PPM1A silences cytosolic RNA sensing and antiviral defense through direct dephosphorylation of MAVS and TBK1

Cytosolic RNA sensing is a prerequisite for initiation of innate immune response against RNA viral pathogens. Signaling through RIG-I (retinoic acid-inducible gene I)-like receptors (RLRs) to TBK1 (Tank-binding kinase 1)/IKK epsilon (I kappa B kinase epsilon) kinases is transduced by mitochondria-associated MAVS (mitochondrial antiviral signaling protein).
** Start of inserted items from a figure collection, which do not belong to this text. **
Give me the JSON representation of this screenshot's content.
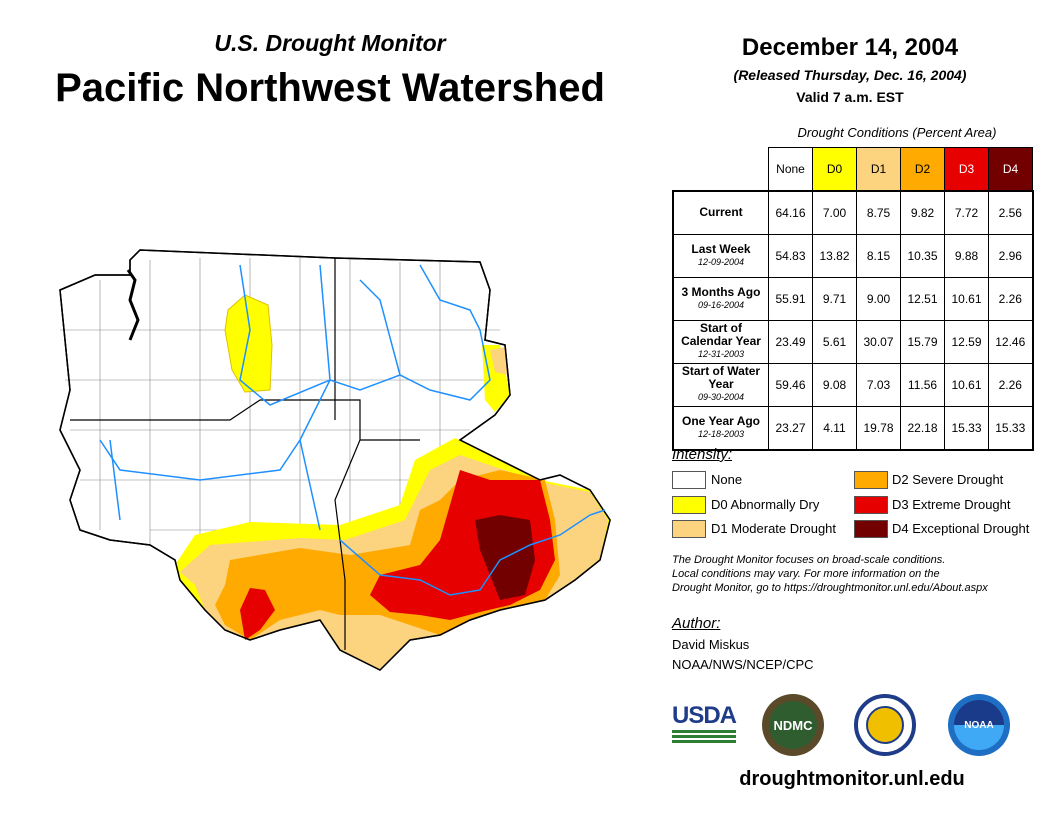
{
  "header": {
    "subtitle": "U.S. Drought Monitor",
    "title": "Pacific Northwest Watershed",
    "date": "December 14, 2004",
    "released": "(Released Thursday, Dec. 16, 2004)",
    "valid": "Valid 7 a.m. EST"
  },
  "table": {
    "caption": "Drought Conditions (Percent Area)",
    "columns": [
      "None",
      "D0",
      "D1",
      "D2",
      "D3",
      "D4"
    ],
    "column_colors": [
      "#ffffff",
      "#ffff00",
      "#fcd37f",
      "#ffaa00",
      "#e60000",
      "#730000"
    ],
    "rows": [
      {
        "label": "Current",
        "date": "",
        "values": [
          "64.16",
          "7.00",
          "8.75",
          "9.82",
          "7.72",
          "2.56"
        ]
      },
      {
        "label": "Last Week",
        "date": "12-09-2004",
        "values": [
          "54.83",
          "13.82",
          "8.15",
          "10.35",
          "9.88",
          "2.96"
        ]
      },
      {
        "label": "3 Months Ago",
        "date": "09-16-2004",
        "values": [
          "55.91",
          "9.71",
          "9.00",
          "12.51",
          "10.61",
          "2.26"
        ]
      },
      {
        "label": "Start of Calendar Year",
        "date": "12-31-2003",
        "values": [
          "23.49",
          "5.61",
          "30.07",
          "15.79",
          "12.59",
          "12.46"
        ]
      },
      {
        "label": "Start of Water Year",
        "date": "09-30-2004",
        "values": [
          "59.46",
          "9.08",
          "7.03",
          "11.56",
          "10.61",
          "2.26"
        ]
      },
      {
        "label": "One Year Ago",
        "date": "12-18-2003",
        "values": [
          "23.27",
          "4.11",
          "19.78",
          "22.18",
          "15.33",
          "15.33"
        ]
      }
    ]
  },
  "legend": {
    "title": "Intensity:",
    "items": [
      {
        "label": "None",
        "color": "#ffffff"
      },
      {
        "label": "D0 Abnormally Dry",
        "color": "#ffff00"
      },
      {
        "label": "D1 Moderate Drought",
        "color": "#fcd37f"
      },
      {
        "label": "D2 Severe Drought",
        "color": "#ffaa00"
      },
      {
        "label": "D3 Extreme Drought",
        "color": "#e60000"
      },
      {
        "label": "D4 Exceptional Drought",
        "color": "#730000"
      }
    ]
  },
  "note": [
    "The Drought Monitor focuses on broad-scale conditions.",
    "Local conditions may vary. For more information on the",
    "Drought Monitor, go to https://droughtmonitor.unl.edu/About.aspx"
  ],
  "author": {
    "label": "Author:",
    "name": "David Miskus",
    "org": "NOAA/NWS/NCEP/CPC"
  },
  "logos": {
    "usda": "USDA",
    "ndmc": "NDMC",
    "noaa": "NOAA"
  },
  "footer_url": "droughtmonitor.unl.edu"
}
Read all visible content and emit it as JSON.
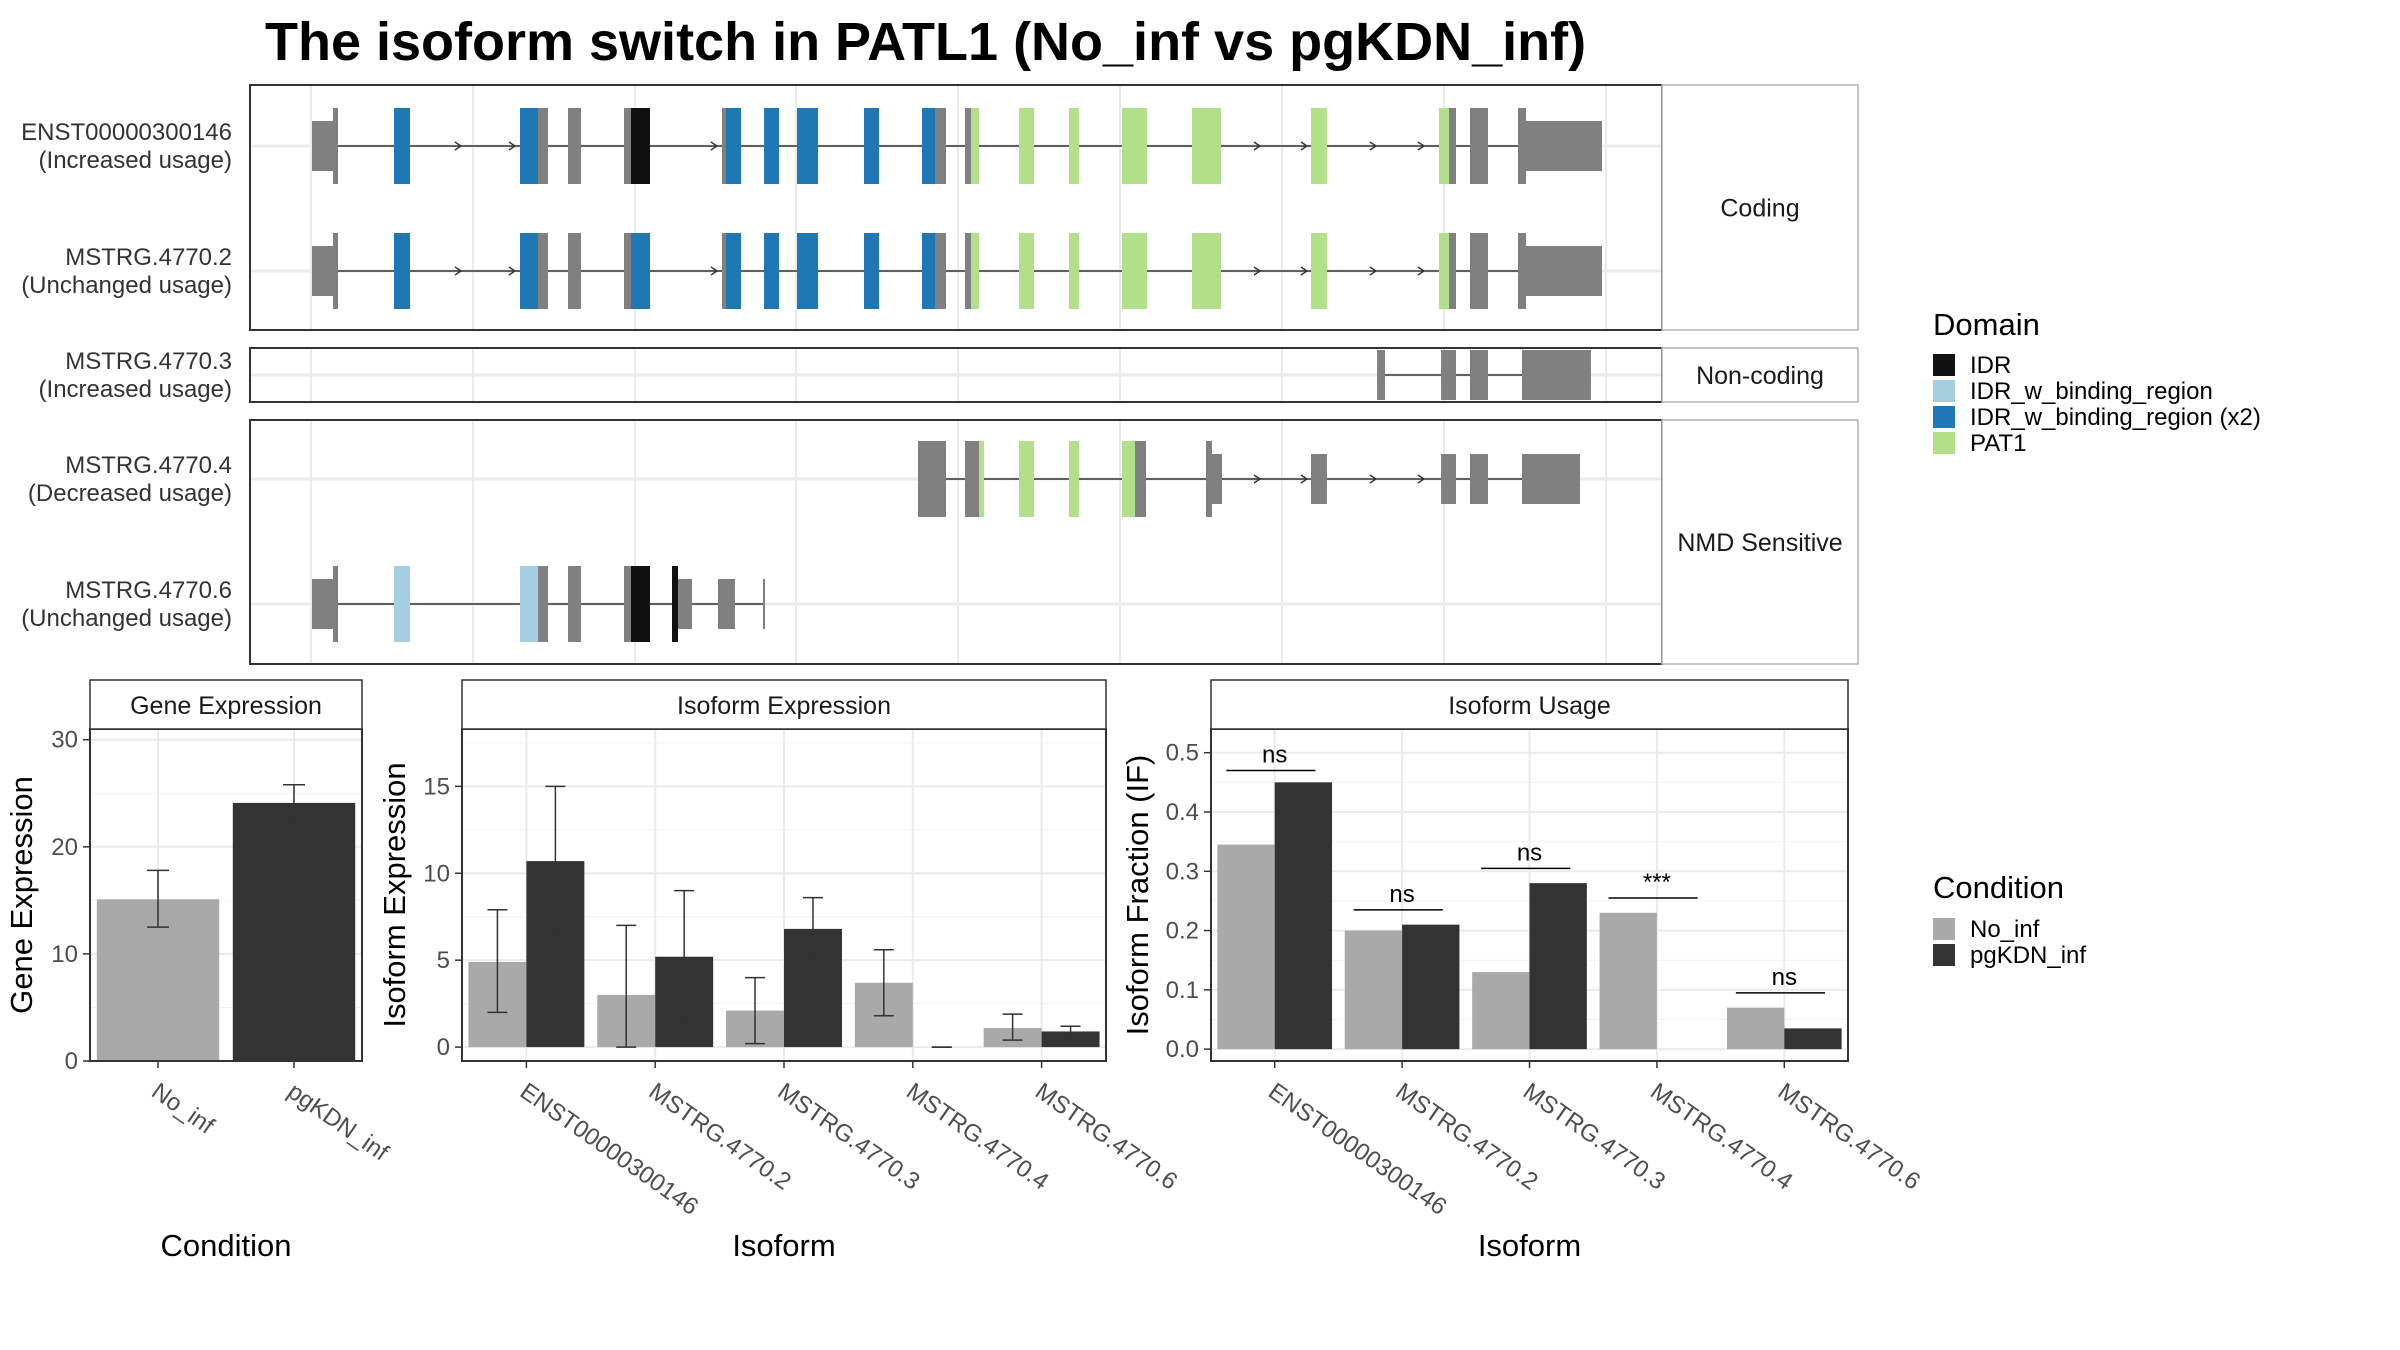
{
  "title": "The isoform switch in PATL1 (No_inf vs pgKDN_inf)",
  "colors": {
    "exon": "#808080",
    "IDR": "#111111",
    "IDR_w_binding_region": "#a6cee3",
    "IDR_w_binding_region (x2)": "#1f78b4",
    "PAT1": "#b2df8a",
    "No_inf": "#a9a9a9",
    "pgKDN_inf": "#333333"
  },
  "transcript_panels": [
    {
      "label": "Coding",
      "transcripts": [
        {
          "name": "ENST00000300146",
          "status": "(Increased usage)"
        },
        {
          "name": "MSTRG.4770.2",
          "status": "(Unchanged usage)"
        }
      ]
    },
    {
      "label": "Non-coding",
      "transcripts": [
        {
          "name": "MSTRG.4770.3",
          "status": "(Increased usage)"
        }
      ]
    },
    {
      "label": "NMD Sensitive",
      "transcripts": [
        {
          "name": "MSTRG.4770.4",
          "status": "(Decreased usage)"
        },
        {
          "name": "MSTRG.4770.6",
          "status": "(Unchanged usage)"
        }
      ]
    }
  ],
  "domain_legend": {
    "title": "Domain",
    "items": [
      "IDR",
      "IDR_w_binding_region",
      "IDR_w_binding_region (x2)",
      "PAT1"
    ]
  },
  "condition_legend": {
    "title": "Condition",
    "items": [
      "No_inf",
      "pgKDN_inf"
    ]
  },
  "chart_data": [
    {
      "type": "bar",
      "title": "Gene Expression",
      "xlabel": "Condition",
      "ylabel": "Gene Expression",
      "categories": [
        "No_inf",
        "pgKDN_inf"
      ],
      "values": [
        15.1,
        24.1
      ],
      "errors": [
        [
          12.5,
          17.8
        ],
        [
          22.4,
          25.8
        ]
      ],
      "ylim": [
        0,
        31
      ],
      "yticks": [
        0,
        10,
        20,
        30
      ]
    },
    {
      "type": "bar",
      "title": "Isoform Expression",
      "xlabel": "Isoform",
      "ylabel": "Isoform Expression",
      "categories": [
        "ENST00000300146",
        "MSTRG.4770.2",
        "MSTRG.4770.3",
        "MSTRG.4770.4",
        "MSTRG.4770.6"
      ],
      "series": [
        {
          "name": "No_inf",
          "values": [
            4.9,
            3.0,
            2.1,
            3.7,
            1.1
          ],
          "errors": [
            [
              2.0,
              7.9
            ],
            [
              0.0,
              7.0
            ],
            [
              0.2,
              4.0
            ],
            [
              1.8,
              5.6
            ],
            [
              0.4,
              1.9
            ]
          ]
        },
        {
          "name": "pgKDN_inf",
          "values": [
            10.7,
            5.2,
            6.8,
            0.0,
            0.9
          ],
          "errors": [
            [
              6.4,
              15.0
            ],
            [
              1.3,
              9.0
            ],
            [
              5.0,
              8.6
            ],
            [
              0.0,
              0.0
            ],
            [
              0.6,
              1.2
            ]
          ]
        }
      ],
      "ylim": [
        -0.8,
        18.3
      ],
      "yticks": [
        0,
        5,
        10,
        15
      ]
    },
    {
      "type": "bar",
      "title": "Isoform Usage",
      "xlabel": "Isoform",
      "ylabel": "Isoform Fraction (IF)",
      "categories": [
        "ENST00000300146",
        "MSTRG.4770.2",
        "MSTRG.4770.3",
        "MSTRG.4770.4",
        "MSTRG.4770.6"
      ],
      "series": [
        {
          "name": "No_inf",
          "values": [
            0.345,
            0.2,
            0.13,
            0.23,
            0.07
          ]
        },
        {
          "name": "pgKDN_inf",
          "values": [
            0.45,
            0.21,
            0.28,
            0.0,
            0.035
          ]
        }
      ],
      "significance": [
        "ns",
        "ns",
        "ns",
        "***",
        "ns"
      ],
      "significance_levels": [
        0.47,
        0.235,
        0.305,
        0.255,
        0.095
      ],
      "ylim": [
        -0.02,
        0.54
      ],
      "yticks": [
        0.0,
        0.1,
        0.2,
        0.3,
        0.4,
        0.5
      ]
    }
  ]
}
However, the precise mechanism of how MAVS-mediated TBK1/IKK epsilon activation is strictly controlled still remains obscure. We reported that protein phosphatase magnesium-dependent 1A (PPM1A; also known as PP2C alpha), depending on its catalytic ability, dampened the RLR-IRF3 (interferon regulatory factor 3) axis to silence cytosolic RNA sensing signaling. We demonstrated that PPM1A was an inherent partner of the TBK1/IKK epsilon complex, targeted both MAVS and TBK1/IKKe for dephosphorylation, and thus disrupted MAVS-driven formation of signaling complex. Conversely, a high level of MAVS can dissociate the TBK1/PPM1A complex to override PPM1A-mediated inhibition. Loss of PPM1A through gene ablation in human embryonic kidney 293 cells and mouse primary macrophages enabled robustly enhanced antiviral responses. Consequently, Ppm1a(-/-) mice resisted to RNA virus attack, and transgenic zebrafish expressing PPM1A displayed profoundly increased RNA virus vulnerability. These findings identify PPM1A as the first known phosphatase of MAVS and elucidate the physiological function of PPM1A in antiviral immunity on whole animals.